Homan and Finn contacted people all over the world while doing their research, and one man is coming from Australia next week to see the original sketches and visit with them.
"He found photographs of Vasco and of his wife and came up with some more material," Homan said. This included information about the Pleasanton watercolors.
"We're hoping that maybe Vasco did work in Pleasanton that we haven't heard about," Homan said. "There's always a hope that one's floating around in someone's home."
"Vasco's Livermore, 1910: Portraits from the Hub Saloon" is available for $24 at local bookstores and Arden Lane Nursery as well as at the library.
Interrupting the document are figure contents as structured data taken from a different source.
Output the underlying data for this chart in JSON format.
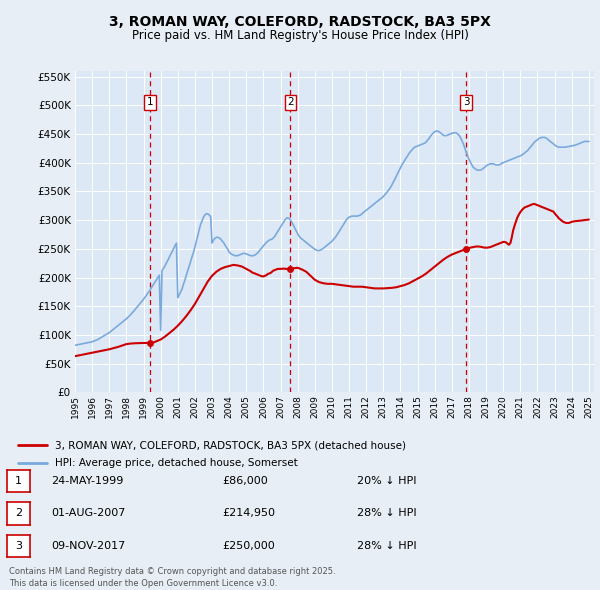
{
  "title": "3, ROMAN WAY, COLEFORD, RADSTOCK, BA3 5PX",
  "subtitle": "Price paid vs. HM Land Registry's House Price Index (HPI)",
  "background_color": "#e8eef5",
  "plot_bg_color": "#dce8f5",
  "ylim": [
    0,
    560000
  ],
  "yticks": [
    0,
    50000,
    100000,
    150000,
    200000,
    250000,
    300000,
    350000,
    400000,
    450000,
    500000,
    550000
  ],
  "legend_house": "3, ROMAN WAY, COLEFORD, RADSTOCK, BA3 5PX (detached house)",
  "legend_hpi": "HPI: Average price, detached house, Somerset",
  "footer": "Contains HM Land Registry data © Crown copyright and database right 2025.\nThis data is licensed under the Open Government Licence v3.0.",
  "sales": [
    {
      "num": 1,
      "date": "24-MAY-1999",
      "price": 86000,
      "pct": "20% ↓ HPI",
      "x": 1999.39
    },
    {
      "num": 2,
      "date": "01-AUG-2007",
      "price": 214950,
      "pct": "28% ↓ HPI",
      "x": 2007.58
    },
    {
      "num": 3,
      "date": "09-NOV-2017",
      "price": 250000,
      "pct": "28% ↓ HPI",
      "x": 2017.85
    }
  ],
  "house_color": "#cc0000",
  "hpi_color": "#7aaadd",
  "vline_color": "#cc0000",
  "hpi_data_x": [
    1995.0,
    1995.08,
    1995.17,
    1995.25,
    1995.33,
    1995.42,
    1995.5,
    1995.58,
    1995.67,
    1995.75,
    1995.83,
    1995.92,
    1996.0,
    1996.08,
    1996.17,
    1996.25,
    1996.33,
    1996.42,
    1996.5,
    1996.58,
    1996.67,
    1996.75,
    1996.83,
    1996.92,
    1997.0,
    1997.08,
    1997.17,
    1997.25,
    1997.33,
    1997.42,
    1997.5,
    1997.58,
    1997.67,
    1997.75,
    1997.83,
    1997.92,
    1998.0,
    1998.08,
    1998.17,
    1998.25,
    1998.33,
    1998.42,
    1998.5,
    1998.58,
    1998.67,
    1998.75,
    1998.83,
    1998.92,
    1999.0,
    1999.08,
    1999.17,
    1999.25,
    1999.33,
    1999.42,
    1999.5,
    1999.58,
    1999.67,
    1999.75,
    1999.83,
    1999.92,
    2000.0,
    2000.08,
    2000.17,
    2000.25,
    2000.33,
    2000.42,
    2000.5,
    2000.58,
    2000.67,
    2000.75,
    2000.83,
    2000.92,
    2001.0,
    2001.08,
    2001.17,
    2001.25,
    2001.33,
    2001.42,
    2001.5,
    2001.58,
    2001.67,
    2001.75,
    2001.83,
    2001.92,
    2002.0,
    2002.08,
    2002.17,
    2002.25,
    2002.33,
    2002.42,
    2002.5,
    2002.58,
    2002.67,
    2002.75,
    2002.83,
    2002.92,
    2003.0,
    2003.08,
    2003.17,
    2003.25,
    2003.33,
    2003.42,
    2003.5,
    2003.58,
    2003.67,
    2003.75,
    2003.83,
    2003.92,
    2004.0,
    2004.08,
    2004.17,
    2004.25,
    2004.33,
    2004.42,
    2004.5,
    2004.58,
    2004.67,
    2004.75,
    2004.83,
    2004.92,
    2005.0,
    2005.08,
    2005.17,
    2005.25,
    2005.33,
    2005.42,
    2005.5,
    2005.58,
    2005.67,
    2005.75,
    2005.83,
    2005.92,
    2006.0,
    2006.08,
    2006.17,
    2006.25,
    2006.33,
    2006.42,
    2006.5,
    2006.58,
    2006.67,
    2006.75,
    2006.83,
    2006.92,
    2007.0,
    2007.08,
    2007.17,
    2007.25,
    2007.33,
    2007.42,
    2007.5,
    2007.58,
    2007.67,
    2007.75,
    2007.83,
    2007.92,
    2008.0,
    2008.08,
    2008.17,
    2008.25,
    2008.33,
    2008.42,
    2008.5,
    2008.58,
    2008.67,
    2008.75,
    2008.83,
    2008.92,
    2009.0,
    2009.08,
    2009.17,
    2009.25,
    2009.33,
    2009.42,
    2009.5,
    2009.58,
    2009.67,
    2009.75,
    2009.83,
    2009.92,
    2010.0,
    2010.08,
    2010.17,
    2010.25,
    2010.33,
    2010.42,
    2010.5,
    2010.58,
    2010.67,
    2010.75,
    2010.83,
    2010.92,
    2011.0,
    2011.08,
    2011.17,
    2011.25,
    2011.33,
    2011.42,
    2011.5,
    2011.58,
    2011.67,
    2011.75,
    2011.83,
    2011.92,
    2012.0,
    2012.08,
    2012.17,
    2012.25,
    2012.33,
    2012.42,
    2012.5,
    2012.58,
    2012.67,
    2012.75,
    2012.83,
    2012.92,
    2013.0,
    2013.08,
    2013.17,
    2013.25,
    2013.33,
    2013.42,
    2013.5,
    2013.58,
    2013.67,
    2013.75,
    2013.83,
    2013.92,
    2014.0,
    2014.08,
    2014.17,
    2014.25,
    2014.33,
    2014.42,
    2014.5,
    2014.58,
    2014.67,
    2014.75,
    2014.83,
    2014.92,
    2015.0,
    2015.08,
    2015.17,
    2015.25,
    2015.33,
    2015.42,
    2015.5,
    2015.58,
    2015.67,
    2015.75,
    2015.83,
    2015.92,
    2016.0,
    2016.08,
    2016.17,
    2016.25,
    2016.33,
    2016.42,
    2016.5,
    2016.58,
    2016.67,
    2016.75,
    2016.83,
    2016.92,
    2017.0,
    2017.08,
    2017.17,
    2017.25,
    2017.33,
    2017.42,
    2017.5,
    2017.58,
    2017.67,
    2017.75,
    2017.83,
    2017.92,
    2018.0,
    2018.08,
    2018.17,
    2018.25,
    2018.33,
    2018.42,
    2018.5,
    2018.58,
    2018.67,
    2018.75,
    2018.83,
    2018.92,
    2019.0,
    2019.08,
    2019.17,
    2019.25,
    2019.33,
    2019.42,
    2019.5,
    2019.58,
    2019.67,
    2019.75,
    2019.83,
    2019.92,
    2020.0,
    2020.08,
    2020.17,
    2020.25,
    2020.33,
    2020.42,
    2020.5,
    2020.58,
    2020.67,
    2020.75,
    2020.83,
    2020.92,
    2021.0,
    2021.08,
    2021.17,
    2021.25,
    2021.33,
    2021.42,
    2021.5,
    2021.58,
    2021.67,
    2021.75,
    2021.83,
    2021.92,
    2022.0,
    2022.08,
    2022.17,
    2022.25,
    2022.33,
    2022.42,
    2022.5,
    2022.58,
    2022.67,
    2022.75,
    2022.83,
    2022.92,
    2023.0,
    2023.08,
    2023.17,
    2023.25,
    2023.33,
    2023.42,
    2023.5,
    2023.58,
    2023.67,
    2023.75,
    2023.83,
    2023.92,
    2024.0,
    2024.08,
    2024.17,
    2024.25,
    2024.33,
    2024.42,
    2024.5,
    2024.58,
    2024.67,
    2024.75,
    2024.83,
    2024.92,
    2025.0
  ],
  "hpi_data_y": [
    82000,
    82500,
    83000,
    83500,
    84000,
    84500,
    85000,
    85500,
    86000,
    86500,
    87000,
    87500,
    88000,
    89000,
    90000,
    91000,
    92000,
    93500,
    95000,
    96500,
    98000,
    99500,
    101000,
    102500,
    104000,
    106000,
    108000,
    110000,
    112000,
    114000,
    116000,
    118000,
    120000,
    122000,
    124000,
    126000,
    128000,
    130500,
    133000,
    135500,
    138000,
    141000,
    144000,
    147000,
    150000,
    153000,
    156000,
    159000,
    162000,
    165500,
    169000,
    172500,
    176000,
    180000,
    184000,
    188000,
    192000,
    196000,
    200000,
    204000,
    108000,
    212000,
    216000,
    220000,
    225000,
    230000,
    235000,
    240000,
    245000,
    250000,
    255000,
    260000,
    165000,
    170000,
    175000,
    180000,
    188000,
    196000,
    204000,
    212000,
    220000,
    228000,
    236000,
    244000,
    253000,
    263000,
    273000,
    283000,
    292000,
    299000,
    305000,
    309000,
    311000,
    311000,
    309000,
    306000,
    260000,
    265000,
    268000,
    270000,
    270000,
    269000,
    267000,
    264000,
    261000,
    257000,
    253000,
    249000,
    244000,
    242000,
    240000,
    239000,
    238000,
    238000,
    238000,
    239000,
    240000,
    241000,
    242000,
    242000,
    241000,
    240000,
    239000,
    238000,
    238000,
    238000,
    239000,
    241000,
    243000,
    246000,
    249000,
    252000,
    255000,
    258000,
    261000,
    263000,
    265000,
    266000,
    267000,
    269000,
    272000,
    276000,
    280000,
    284000,
    288000,
    292000,
    296000,
    300000,
    303000,
    304000,
    303000,
    300000,
    296000,
    291000,
    286000,
    281000,
    276000,
    272000,
    269000,
    267000,
    265000,
    263000,
    261000,
    259000,
    257000,
    255000,
    253000,
    251000,
    249000,
    248000,
    247000,
    247000,
    248000,
    249000,
    251000,
    253000,
    255000,
    257000,
    259000,
    261000,
    263000,
    266000,
    269000,
    272000,
    276000,
    280000,
    284000,
    288000,
    292000,
    296000,
    300000,
    303000,
    305000,
    306000,
    307000,
    307000,
    307000,
    307000,
    307000,
    308000,
    309000,
    311000,
    313000,
    315000,
    317000,
    319000,
    321000,
    323000,
    325000,
    327000,
    329000,
    331000,
    333000,
    335000,
    337000,
    339000,
    341000,
    344000,
    347000,
    350000,
    353000,
    357000,
    361000,
    366000,
    371000,
    376000,
    381000,
    386000,
    391000,
    396000,
    400000,
    404000,
    408000,
    412000,
    416000,
    419000,
    422000,
    425000,
    427000,
    428000,
    429000,
    430000,
    431000,
    432000,
    433000,
    434000,
    436000,
    439000,
    442000,
    446000,
    449000,
    452000,
    454000,
    455000,
    455000,
    454000,
    452000,
    450000,
    448000,
    447000,
    447000,
    448000,
    449000,
    450000,
    451000,
    452000,
    452000,
    452000,
    450000,
    448000,
    444000,
    439000,
    433000,
    426000,
    419000,
    412000,
    406000,
    401000,
    396000,
    392000,
    390000,
    388000,
    387000,
    387000,
    387000,
    388000,
    390000,
    392000,
    394000,
    396000,
    397000,
    398000,
    398000,
    398000,
    397000,
    396000,
    396000,
    396000,
    397000,
    399000,
    400000,
    401000,
    402000,
    403000,
    404000,
    405000,
    406000,
    407000,
    408000,
    409000,
    410000,
    411000,
    412000,
    413000,
    415000,
    417000,
    419000,
    421000,
    424000,
    427000,
    430000,
    433000,
    436000,
    438000,
    440000,
    442000,
    443000,
    444000,
    444000,
    444000,
    443000,
    441000,
    439000,
    437000,
    435000,
    433000,
    431000,
    429000,
    428000,
    427000,
    427000,
    427000,
    427000,
    427000,
    427000,
    428000,
    428000,
    429000,
    429000,
    430000,
    430000,
    431000,
    432000,
    433000,
    434000,
    435000,
    436000,
    437000,
    437000,
    437000,
    437000
  ],
  "house_data_x": [
    1995.0,
    1995.25,
    1995.5,
    1995.75,
    1996.0,
    1996.25,
    1996.5,
    1996.75,
    1997.0,
    1997.25,
    1997.5,
    1997.75,
    1998.0,
    1998.25,
    1998.5,
    1998.75,
    1999.0,
    1999.2,
    1999.39,
    1999.6,
    1999.75,
    2000.0,
    2000.25,
    2000.5,
    2000.75,
    2001.0,
    2001.25,
    2001.5,
    2001.75,
    2002.0,
    2002.25,
    2002.5,
    2002.75,
    2003.0,
    2003.25,
    2003.5,
    2003.75,
    2004.0,
    2004.25,
    2004.5,
    2004.75,
    2005.0,
    2005.25,
    2005.33,
    2005.42,
    2005.5,
    2005.58,
    2005.67,
    2005.75,
    2005.83,
    2005.92,
    2006.0,
    2006.08,
    2006.17,
    2006.25,
    2006.33,
    2006.42,
    2006.5,
    2006.58,
    2006.67,
    2006.75,
    2006.83,
    2006.92,
    2007.0,
    2007.17,
    2007.33,
    2007.42,
    2007.5,
    2007.58,
    2007.67,
    2007.75,
    2008.0,
    2008.25,
    2008.5,
    2008.75,
    2009.0,
    2009.25,
    2009.5,
    2009.75,
    2010.0,
    2010.25,
    2010.5,
    2010.75,
    2011.0,
    2011.25,
    2011.5,
    2011.75,
    2012.0,
    2012.25,
    2012.5,
    2012.75,
    2013.0,
    2013.25,
    2013.5,
    2013.75,
    2014.0,
    2014.25,
    2014.5,
    2014.75,
    2015.0,
    2015.25,
    2015.5,
    2015.75,
    2016.0,
    2016.25,
    2016.5,
    2016.75,
    2017.0,
    2017.25,
    2017.5,
    2017.67,
    2017.75,
    2017.85,
    2018.0,
    2018.08,
    2018.17,
    2018.25,
    2018.33,
    2018.42,
    2018.5,
    2018.58,
    2018.67,
    2018.75,
    2018.83,
    2018.92,
    2019.0,
    2019.08,
    2019.17,
    2019.25,
    2019.33,
    2019.42,
    2019.5,
    2019.58,
    2019.67,
    2019.75,
    2019.83,
    2019.92,
    2020.0,
    2020.08,
    2020.17,
    2020.25,
    2020.33,
    2020.42,
    2020.5,
    2020.58,
    2020.67,
    2020.75,
    2020.83,
    2020.92,
    2021.0,
    2021.08,
    2021.17,
    2021.25,
    2021.33,
    2021.42,
    2021.5,
    2021.58,
    2021.67,
    2021.75,
    2021.83,
    2021.92,
    2022.0,
    2022.08,
    2022.17,
    2022.25,
    2022.33,
    2022.42,
    2022.5,
    2022.58,
    2022.67,
    2022.75,
    2022.83,
    2022.92,
    2023.0,
    2023.08,
    2023.17,
    2023.25,
    2023.33,
    2023.42,
    2023.5,
    2023.58,
    2023.67,
    2023.75,
    2023.83,
    2023.92,
    2024.0,
    2024.17,
    2024.5,
    2024.75,
    2025.0
  ],
  "house_data_y": [
    63000,
    64500,
    66000,
    67500,
    69000,
    70500,
    72000,
    73500,
    75000,
    77000,
    79000,
    81500,
    84000,
    85000,
    85500,
    85800,
    86000,
    86000,
    86000,
    87000,
    89000,
    92000,
    97000,
    103000,
    109000,
    116000,
    124000,
    133000,
    143000,
    154000,
    167000,
    180000,
    193000,
    203000,
    210000,
    215000,
    218000,
    220000,
    222000,
    221000,
    219000,
    215000,
    211000,
    209000,
    208000,
    207000,
    206000,
    205000,
    204000,
    203000,
    202000,
    202000,
    203000,
    204000,
    206000,
    207000,
    208000,
    210000,
    212000,
    213000,
    214000,
    215000,
    215000,
    215000,
    215500,
    215000,
    214980,
    214960,
    214950,
    215000,
    216000,
    217000,
    214000,
    210000,
    203000,
    196000,
    192000,
    190000,
    189000,
    189000,
    188000,
    187000,
    186000,
    185000,
    184000,
    184000,
    184000,
    183000,
    182000,
    181000,
    181000,
    181000,
    181500,
    182000,
    183000,
    185000,
    187000,
    190000,
    194000,
    198000,
    202000,
    207000,
    213000,
    219000,
    225000,
    231000,
    236000,
    240000,
    243000,
    246000,
    248000,
    249000,
    250000,
    251000,
    252000,
    252500,
    253000,
    253500,
    254000,
    254000,
    254000,
    253500,
    253000,
    252500,
    252000,
    252000,
    252000,
    252500,
    253000,
    254000,
    255000,
    256000,
    257000,
    258000,
    259000,
    260000,
    261000,
    262000,
    262000,
    261000,
    259000,
    257000,
    260000,
    270000,
    282000,
    291000,
    298000,
    305000,
    310000,
    314000,
    317000,
    320000,
    322000,
    323000,
    324000,
    325000,
    326000,
    327000,
    328000,
    328000,
    327000,
    326000,
    325000,
    324000,
    323000,
    322000,
    321000,
    320000,
    319000,
    318000,
    317000,
    316000,
    315000,
    312000,
    309000,
    306000,
    303000,
    301000,
    299000,
    297000,
    296000,
    295000,
    295000,
    295000,
    296000,
    297000,
    298000,
    299000,
    300000,
    301000
  ]
}
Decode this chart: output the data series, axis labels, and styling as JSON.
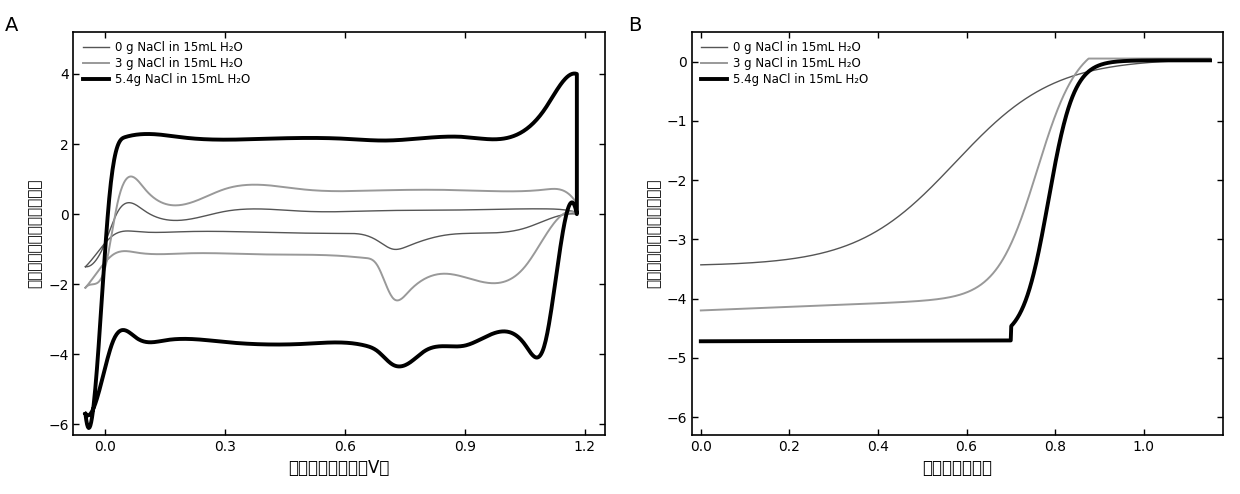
{
  "panel_A": {
    "title": "A",
    "xlabel": "标准氢电极电位（V）",
    "ylabel": "电流密度／毫安每平方厘米",
    "xlim": [
      -0.08,
      1.25
    ],
    "ylim": [
      -6.3,
      5.2
    ],
    "xticks": [
      0.0,
      0.3,
      0.6,
      0.9,
      1.2
    ],
    "yticks": [
      -6,
      -4,
      -2,
      0,
      2,
      4
    ],
    "legend": [
      "0 g NaCl in 15mL H₂O",
      "3 g NaCl in 15mL H₂O",
      "5.4g NaCl in 15mL H₂O"
    ]
  },
  "panel_B": {
    "title": "B",
    "xlabel": "标准氢电极电位",
    "ylabel": "电流密度／毫安每平方厘米",
    "xlim": [
      -0.02,
      1.18
    ],
    "ylim": [
      -6.3,
      0.5
    ],
    "xticks": [
      0.0,
      0.2,
      0.4,
      0.6,
      0.8,
      1.0
    ],
    "yticks": [
      -6,
      -5,
      -4,
      -3,
      -2,
      -1,
      0
    ],
    "legend": [
      "0 g NaCl in 15mL H₂O",
      "3 g NaCl in 15mL H₂O",
      "5.4g NaCl in 15mL H₂O"
    ]
  },
  "background_color": "#ffffff",
  "c_thin": "#555555",
  "c_med": "#999999",
  "c_thick": "#000000",
  "lw_thin": 1.0,
  "lw_med": 1.4,
  "lw_thick": 2.8
}
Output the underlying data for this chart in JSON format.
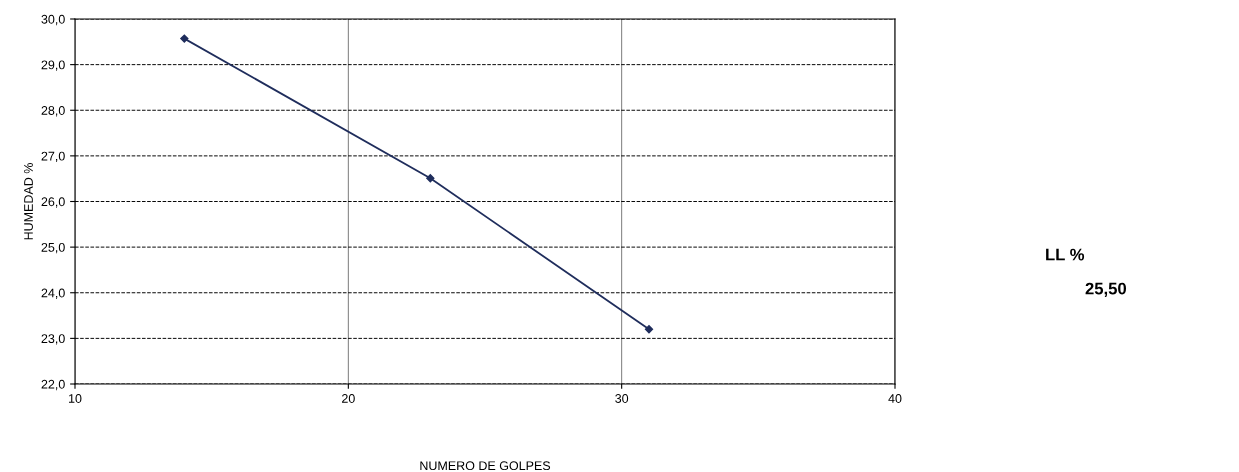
{
  "chart_data": {
    "type": "line",
    "xlabel": "NUMERO DE GOLPES",
    "ylabel": "HUMEDAD %",
    "x": [
      14,
      23,
      31
    ],
    "series": [
      {
        "color": "#1f2d5c",
        "values": [
          29.57,
          26.51,
          23.2
        ]
      }
    ],
    "xlim": [
      10,
      40
    ],
    "xticks": [
      10,
      20,
      30,
      40
    ],
    "ylim": [
      22,
      30
    ],
    "yticks": [
      {
        "value": 22,
        "label": "22,0"
      },
      {
        "value": 23,
        "label": "23,0"
      },
      {
        "value": 24,
        "label": "24,0"
      },
      {
        "value": 25,
        "label": "25,0"
      },
      {
        "value": 26,
        "label": "26,0"
      },
      {
        "value": 27,
        "label": "27,0"
      },
      {
        "value": 28,
        "label": "28,0"
      },
      {
        "value": 29,
        "label": "29,0"
      },
      {
        "value": 30,
        "label": "30,0"
      }
    ],
    "grid": true,
    "marker": "diamond",
    "line_style": "solid",
    "legend": false,
    "annotations": [
      "LL %",
      "25,50"
    ]
  }
}
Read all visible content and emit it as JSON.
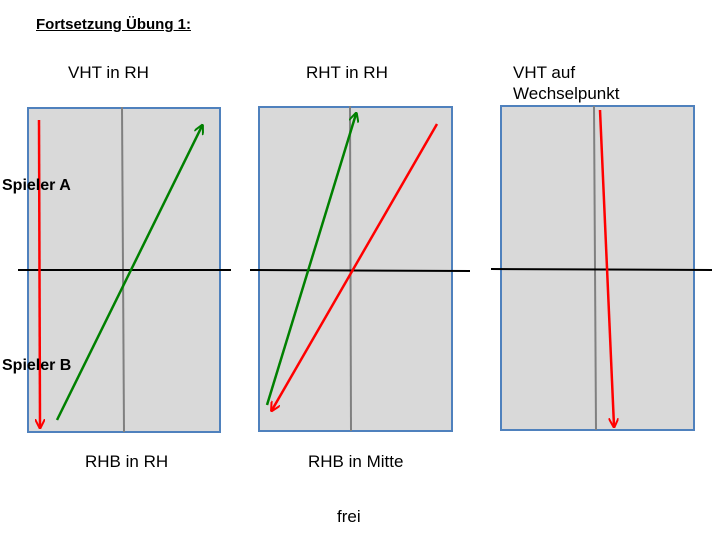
{
  "title": "Fortsetzung Übung 1:",
  "player_a": "Spieler A",
  "player_b": "Spieler B",
  "colors": {
    "court_fill": "#d9d9d9",
    "court_border": "#4f81bd",
    "net": "#000000",
    "center_line": "#808080",
    "red_arrow": "#ff0000",
    "green_arrow": "#008000"
  },
  "courts": [
    {
      "top_label": "VHT in RH",
      "bottom_label": "RHB in RH"
    },
    {
      "top_label": "RHT in RH",
      "bottom_label": "RHB in Mitte"
    },
    {
      "top_label_line1": "VHT auf",
      "top_label_line2": "Wechselpunkt"
    }
  ],
  "footer": "frei"
}
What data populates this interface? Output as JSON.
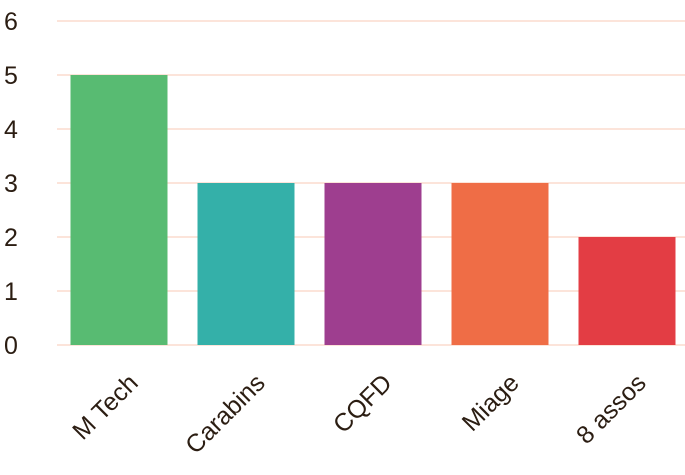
{
  "chart_data": {
    "type": "bar",
    "categories": [
      "M Tech",
      "Carabins",
      "CQFD",
      "Miage",
      "8 assos"
    ],
    "values": [
      5,
      3,
      3,
      3,
      2
    ],
    "bar_colors": [
      "#58bb72",
      "#34b0a9",
      "#9e3e8f",
      "#ef6d46",
      "#e33d44"
    ],
    "grid_color": "#fbdccd",
    "text_color": "#2b1d12",
    "ylim": [
      0,
      6
    ],
    "yticks": [
      "0",
      "1",
      "2",
      "3",
      "4",
      "5",
      "6"
    ],
    "grid": true,
    "title": "",
    "xlabel": "",
    "ylabel": ""
  }
}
Homan and Finn also give talks with PowerPoint presentations on Vasco and his portraits.
The authors have offered to share their research with descendents of the 43 men memorialized in the drawings. To learn more, email Finn at email@example.com.
Footnotes: Pleasanton resident George Johnston, an early sheep raiser in the area, is portrayed wearing a shamrock and being led by a lamb. He was born in Ireland in 1830, came to America in 1854, and to Alameda County about 1856. He lived in the large house at the corner of Second Street and Arendt Way in Pleasanton. His obituary in the Herald stated he that spent a lot of time in Livermore because of his ranching interests.
Antone "Tony" Frank Schweer moved to Pleasanton from the Eden Township with his siblings and widowed mother in 1874. In 1889 he married Maria Angelita Bernal, who had property near the racetrack. He came to own the Fashion Livery Feed and Sale Stable on Main Street, and later Schweer Mortuary. He also had 230 acres outside Livermore on Tesla Road. Vasco drew him with his boots on, so the authors conjecture he traveled through Livermore to check on his fields and cattle. He died in 1912 at the age of 50.